Refsell works out of Lathrop, MO, and said that regarding her territory and herbicide-resistant weeds “Missouri is a disaster. Around St. Louis, Illinois area, come across 70, up to 72, that kind of triangle there, is kind of a mess. Northern Indiana basically from Indianapolis north towards Chicago — WOW. Palmer EVERYWHERE.”

Looking back on her experience in 2016, Refsell also witnessed an uptick in volunteer corn escapes.

“For some reason, there were a lot of people that didn’t want to control their volunteer corn this year? That was one of the areas of cutting cost — controlling volunteer corn. Very noticeable driving around the Midwest,” she said.

We also asked Refsell what message she had for growers that are thinking about cutting back even further on herbicide spends in 2017.
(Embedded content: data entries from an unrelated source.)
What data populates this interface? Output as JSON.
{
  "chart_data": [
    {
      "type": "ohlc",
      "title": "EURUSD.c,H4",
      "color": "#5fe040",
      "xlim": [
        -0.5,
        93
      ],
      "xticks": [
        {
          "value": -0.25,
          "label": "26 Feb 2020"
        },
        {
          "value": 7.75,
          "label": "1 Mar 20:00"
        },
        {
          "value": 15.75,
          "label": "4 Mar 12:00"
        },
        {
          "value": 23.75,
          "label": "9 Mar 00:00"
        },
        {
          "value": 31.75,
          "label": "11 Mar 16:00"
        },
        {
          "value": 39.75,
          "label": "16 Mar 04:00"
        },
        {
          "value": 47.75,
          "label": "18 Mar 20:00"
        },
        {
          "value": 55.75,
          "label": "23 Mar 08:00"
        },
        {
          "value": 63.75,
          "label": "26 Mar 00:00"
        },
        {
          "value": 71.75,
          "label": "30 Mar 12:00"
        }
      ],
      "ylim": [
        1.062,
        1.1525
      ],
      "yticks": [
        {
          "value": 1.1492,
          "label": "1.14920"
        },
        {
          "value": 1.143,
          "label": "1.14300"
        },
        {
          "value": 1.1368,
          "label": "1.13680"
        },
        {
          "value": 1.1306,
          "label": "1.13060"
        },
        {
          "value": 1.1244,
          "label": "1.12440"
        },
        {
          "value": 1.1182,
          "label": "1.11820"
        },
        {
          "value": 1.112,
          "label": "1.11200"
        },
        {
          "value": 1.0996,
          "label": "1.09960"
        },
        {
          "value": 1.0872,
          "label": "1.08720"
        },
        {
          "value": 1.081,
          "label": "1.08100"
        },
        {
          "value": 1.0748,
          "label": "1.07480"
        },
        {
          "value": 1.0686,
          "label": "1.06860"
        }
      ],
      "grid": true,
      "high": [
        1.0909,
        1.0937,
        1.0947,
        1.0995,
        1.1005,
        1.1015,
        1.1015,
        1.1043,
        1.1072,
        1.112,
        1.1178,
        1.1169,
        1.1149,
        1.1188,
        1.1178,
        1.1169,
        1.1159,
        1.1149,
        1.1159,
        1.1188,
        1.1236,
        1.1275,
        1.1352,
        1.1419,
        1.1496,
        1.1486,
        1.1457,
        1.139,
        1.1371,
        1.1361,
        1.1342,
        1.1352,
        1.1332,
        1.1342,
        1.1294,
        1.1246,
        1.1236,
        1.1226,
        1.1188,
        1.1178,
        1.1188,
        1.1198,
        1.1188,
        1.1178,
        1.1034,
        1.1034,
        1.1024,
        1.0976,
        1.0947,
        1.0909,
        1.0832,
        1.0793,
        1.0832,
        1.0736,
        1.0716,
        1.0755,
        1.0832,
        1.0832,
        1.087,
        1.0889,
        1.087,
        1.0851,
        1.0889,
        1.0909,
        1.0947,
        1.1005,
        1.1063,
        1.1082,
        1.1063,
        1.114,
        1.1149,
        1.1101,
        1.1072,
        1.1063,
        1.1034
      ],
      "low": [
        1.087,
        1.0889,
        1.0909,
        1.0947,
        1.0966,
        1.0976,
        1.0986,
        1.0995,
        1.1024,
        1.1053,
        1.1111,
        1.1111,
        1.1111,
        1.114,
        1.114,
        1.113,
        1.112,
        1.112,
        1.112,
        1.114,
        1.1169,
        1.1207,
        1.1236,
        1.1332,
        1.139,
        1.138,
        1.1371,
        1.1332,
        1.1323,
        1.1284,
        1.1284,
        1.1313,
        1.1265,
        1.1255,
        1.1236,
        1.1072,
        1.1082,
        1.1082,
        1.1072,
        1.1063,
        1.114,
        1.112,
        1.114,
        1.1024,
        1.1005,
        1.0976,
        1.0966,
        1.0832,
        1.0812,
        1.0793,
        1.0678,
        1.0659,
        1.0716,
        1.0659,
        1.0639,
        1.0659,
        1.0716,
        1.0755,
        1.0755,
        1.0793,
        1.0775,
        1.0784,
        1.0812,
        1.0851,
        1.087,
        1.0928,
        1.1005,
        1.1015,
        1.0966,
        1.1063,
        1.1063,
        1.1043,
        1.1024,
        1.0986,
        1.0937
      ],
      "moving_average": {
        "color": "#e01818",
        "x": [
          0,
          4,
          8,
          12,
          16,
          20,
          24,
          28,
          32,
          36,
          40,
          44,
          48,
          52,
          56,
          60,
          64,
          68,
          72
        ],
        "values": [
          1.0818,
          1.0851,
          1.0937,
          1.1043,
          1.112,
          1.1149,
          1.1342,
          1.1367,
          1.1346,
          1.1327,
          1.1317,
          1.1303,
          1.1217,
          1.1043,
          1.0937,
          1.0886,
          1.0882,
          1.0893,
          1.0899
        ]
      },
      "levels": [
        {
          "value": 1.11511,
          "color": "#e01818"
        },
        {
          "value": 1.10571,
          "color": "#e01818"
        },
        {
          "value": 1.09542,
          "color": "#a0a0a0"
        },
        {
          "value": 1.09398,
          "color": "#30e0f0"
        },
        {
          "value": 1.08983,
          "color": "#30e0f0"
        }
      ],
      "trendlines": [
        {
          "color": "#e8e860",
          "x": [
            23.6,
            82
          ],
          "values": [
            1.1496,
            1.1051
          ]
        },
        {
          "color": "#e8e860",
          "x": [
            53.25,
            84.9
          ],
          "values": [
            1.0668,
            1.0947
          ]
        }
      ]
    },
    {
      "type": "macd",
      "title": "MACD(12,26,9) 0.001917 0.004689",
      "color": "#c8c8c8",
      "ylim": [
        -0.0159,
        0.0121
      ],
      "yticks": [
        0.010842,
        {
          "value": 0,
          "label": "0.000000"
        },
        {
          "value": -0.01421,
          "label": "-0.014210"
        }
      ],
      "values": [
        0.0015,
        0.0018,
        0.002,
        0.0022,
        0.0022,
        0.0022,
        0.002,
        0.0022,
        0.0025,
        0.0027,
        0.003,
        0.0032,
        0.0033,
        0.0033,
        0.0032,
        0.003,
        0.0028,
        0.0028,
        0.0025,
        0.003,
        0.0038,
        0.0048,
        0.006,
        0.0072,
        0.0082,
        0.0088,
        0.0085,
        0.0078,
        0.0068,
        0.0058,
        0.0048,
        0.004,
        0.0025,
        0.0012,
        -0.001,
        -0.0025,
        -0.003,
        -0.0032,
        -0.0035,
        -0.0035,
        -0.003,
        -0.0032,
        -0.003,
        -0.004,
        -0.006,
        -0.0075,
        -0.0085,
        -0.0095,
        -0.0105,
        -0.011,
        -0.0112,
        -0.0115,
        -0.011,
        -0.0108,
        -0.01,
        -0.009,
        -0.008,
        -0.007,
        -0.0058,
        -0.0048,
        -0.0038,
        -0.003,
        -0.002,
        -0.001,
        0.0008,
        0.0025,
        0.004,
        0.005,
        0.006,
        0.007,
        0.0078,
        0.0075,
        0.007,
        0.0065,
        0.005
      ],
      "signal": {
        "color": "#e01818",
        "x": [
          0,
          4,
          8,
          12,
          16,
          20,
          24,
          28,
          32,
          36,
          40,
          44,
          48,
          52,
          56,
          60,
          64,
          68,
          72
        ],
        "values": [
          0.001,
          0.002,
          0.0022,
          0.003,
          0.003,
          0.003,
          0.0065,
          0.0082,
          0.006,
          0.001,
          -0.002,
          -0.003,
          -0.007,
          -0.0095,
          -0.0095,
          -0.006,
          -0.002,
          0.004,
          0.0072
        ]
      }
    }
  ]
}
“To me it’s all about your return-on-investment,” she said. “Weed management is essential for crop yield; in order to get a yield you must manage your weeds. So look at your weed management plan as a whole and determine where you are getting your best return on investment. And it’s clearly at the beginning with that residual. And so, if you’re going to look at cutting costs, don’t cut it where you’re getting the best return on investment. Continue to invest in your residual and then reevaluate your post-applications.”